Sustainable Multi-Agent Crowdsourcing via Physics-Informed Bandits

Abstract

Crowdsourcing platforms face a four-way tension between allocation quality, workforce sustainability, operational feasibility, and strategic contractor behaviour--a dilemma we formalise as the Cold-Start, Burnout, Utilisation, and Strategic Agency Dilemma. Existing methods resolve at most two of these tensions simultaneously: greedy heuristics and multi-criteria decision making (MCDM) methods achieve Day-1 quality but cause catastrophic burnout, while bandit algorithms eliminate burnout only through operationally infeasible 100% workforce utilisation.To address this, we introduce FORGE, a physics-grounded K+1 multi-agent simulator in which each contractor is a rational agent that declares its own load-acceptance threshold based on its fatigue state, converting the standard passive Restless Multi-Armed Bandit (RMAB) into a genuine Stackelberg game. Operating within FORGE, we propose a Neural-Linear UCB allocator that fuses a Two-Tower embedding network with a Physics-Informed Covariance Prior derived from offline simulator interactions.
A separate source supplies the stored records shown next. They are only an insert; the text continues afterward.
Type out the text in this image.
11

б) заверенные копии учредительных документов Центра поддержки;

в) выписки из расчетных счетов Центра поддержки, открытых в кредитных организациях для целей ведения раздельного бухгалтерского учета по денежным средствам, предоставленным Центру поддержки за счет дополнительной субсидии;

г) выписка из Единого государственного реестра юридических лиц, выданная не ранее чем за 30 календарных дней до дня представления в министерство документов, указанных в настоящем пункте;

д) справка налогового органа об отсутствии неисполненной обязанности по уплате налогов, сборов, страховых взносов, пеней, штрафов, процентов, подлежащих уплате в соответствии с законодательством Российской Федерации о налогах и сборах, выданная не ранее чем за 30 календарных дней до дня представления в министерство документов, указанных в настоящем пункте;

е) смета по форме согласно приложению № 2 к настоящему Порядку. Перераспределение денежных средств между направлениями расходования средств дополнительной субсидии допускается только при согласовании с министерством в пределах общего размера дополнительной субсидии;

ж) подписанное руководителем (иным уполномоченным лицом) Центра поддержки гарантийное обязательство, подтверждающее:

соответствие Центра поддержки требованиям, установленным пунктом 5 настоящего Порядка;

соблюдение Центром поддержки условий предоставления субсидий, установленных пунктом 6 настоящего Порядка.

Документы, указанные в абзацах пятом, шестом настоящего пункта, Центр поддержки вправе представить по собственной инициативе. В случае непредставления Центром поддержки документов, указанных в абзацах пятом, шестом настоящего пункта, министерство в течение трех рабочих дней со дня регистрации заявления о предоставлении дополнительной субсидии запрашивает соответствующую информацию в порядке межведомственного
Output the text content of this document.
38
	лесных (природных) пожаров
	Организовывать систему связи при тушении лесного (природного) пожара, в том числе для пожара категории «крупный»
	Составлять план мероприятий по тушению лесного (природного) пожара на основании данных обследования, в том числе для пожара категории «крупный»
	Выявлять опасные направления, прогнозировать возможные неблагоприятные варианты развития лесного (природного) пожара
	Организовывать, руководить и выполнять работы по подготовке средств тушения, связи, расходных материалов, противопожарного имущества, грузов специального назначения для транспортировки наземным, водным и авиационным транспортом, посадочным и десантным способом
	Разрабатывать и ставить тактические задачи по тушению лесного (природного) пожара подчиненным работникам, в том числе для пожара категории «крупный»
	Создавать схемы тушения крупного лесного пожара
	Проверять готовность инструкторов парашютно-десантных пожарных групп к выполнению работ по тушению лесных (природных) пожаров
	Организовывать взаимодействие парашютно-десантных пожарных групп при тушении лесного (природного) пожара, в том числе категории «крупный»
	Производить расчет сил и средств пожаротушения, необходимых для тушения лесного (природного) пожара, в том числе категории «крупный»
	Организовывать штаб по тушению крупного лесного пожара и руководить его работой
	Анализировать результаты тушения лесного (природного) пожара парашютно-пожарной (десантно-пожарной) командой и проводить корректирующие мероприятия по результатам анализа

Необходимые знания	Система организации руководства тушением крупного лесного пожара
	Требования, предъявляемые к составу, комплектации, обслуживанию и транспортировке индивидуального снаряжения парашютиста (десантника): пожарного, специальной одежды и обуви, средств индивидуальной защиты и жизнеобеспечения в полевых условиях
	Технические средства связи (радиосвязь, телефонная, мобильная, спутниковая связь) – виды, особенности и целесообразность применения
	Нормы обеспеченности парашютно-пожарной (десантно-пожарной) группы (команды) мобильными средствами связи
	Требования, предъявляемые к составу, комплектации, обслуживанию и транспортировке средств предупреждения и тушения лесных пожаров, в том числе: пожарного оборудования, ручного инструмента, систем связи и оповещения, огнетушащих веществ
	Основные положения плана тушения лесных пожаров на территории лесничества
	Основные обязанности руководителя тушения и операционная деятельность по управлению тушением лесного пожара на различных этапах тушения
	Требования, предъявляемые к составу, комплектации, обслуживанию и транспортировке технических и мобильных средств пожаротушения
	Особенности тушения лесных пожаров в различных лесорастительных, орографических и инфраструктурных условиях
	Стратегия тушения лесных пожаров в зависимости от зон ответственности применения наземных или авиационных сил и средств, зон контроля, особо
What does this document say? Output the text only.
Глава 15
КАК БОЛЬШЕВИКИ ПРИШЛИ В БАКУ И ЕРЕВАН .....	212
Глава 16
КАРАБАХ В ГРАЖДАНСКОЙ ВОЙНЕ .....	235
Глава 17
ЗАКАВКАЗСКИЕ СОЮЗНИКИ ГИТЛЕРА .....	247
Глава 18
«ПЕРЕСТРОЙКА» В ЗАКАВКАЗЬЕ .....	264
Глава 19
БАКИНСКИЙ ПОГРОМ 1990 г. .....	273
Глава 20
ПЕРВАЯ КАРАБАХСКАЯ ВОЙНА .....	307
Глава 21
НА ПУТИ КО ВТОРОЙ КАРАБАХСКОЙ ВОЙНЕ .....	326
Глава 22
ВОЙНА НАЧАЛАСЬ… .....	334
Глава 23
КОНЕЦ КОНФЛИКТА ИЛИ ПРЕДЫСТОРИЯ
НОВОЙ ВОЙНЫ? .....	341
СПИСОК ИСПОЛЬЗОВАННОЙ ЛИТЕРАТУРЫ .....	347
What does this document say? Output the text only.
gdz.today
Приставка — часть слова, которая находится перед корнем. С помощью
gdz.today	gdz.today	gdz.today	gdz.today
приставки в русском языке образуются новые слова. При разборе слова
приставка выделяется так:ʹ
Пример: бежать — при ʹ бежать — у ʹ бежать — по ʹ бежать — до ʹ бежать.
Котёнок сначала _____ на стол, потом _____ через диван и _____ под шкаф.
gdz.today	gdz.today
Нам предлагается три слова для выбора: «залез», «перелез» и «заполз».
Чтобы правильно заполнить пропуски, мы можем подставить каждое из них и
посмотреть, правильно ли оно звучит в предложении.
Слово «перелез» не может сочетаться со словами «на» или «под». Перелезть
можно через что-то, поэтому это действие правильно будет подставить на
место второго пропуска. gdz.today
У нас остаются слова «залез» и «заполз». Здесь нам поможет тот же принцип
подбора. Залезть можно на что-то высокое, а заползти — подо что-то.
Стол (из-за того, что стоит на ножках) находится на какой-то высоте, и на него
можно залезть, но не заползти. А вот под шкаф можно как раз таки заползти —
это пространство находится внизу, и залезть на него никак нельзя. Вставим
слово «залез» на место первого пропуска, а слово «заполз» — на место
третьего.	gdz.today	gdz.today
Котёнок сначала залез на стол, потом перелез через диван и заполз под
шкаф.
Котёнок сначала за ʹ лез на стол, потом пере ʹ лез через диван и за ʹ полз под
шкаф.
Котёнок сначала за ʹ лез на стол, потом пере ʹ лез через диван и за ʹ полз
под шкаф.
The prior simultaneously warm-starts skill-cluster geometry and UCB exploration landscape, providing a geometry-aware belief state from episode 1 that measurably reduces cold-start regret.Over T = 200 cold-start episodes, the proposed method achieves the highest reward of all non-oracle methods (LRew = 0.555 0.041) at only 7.6% workforce utilisation--a combination no conventional baseline achieves--while maintaining robustness to workforce turnover up to 50% and observation noise up to σ = 0.20.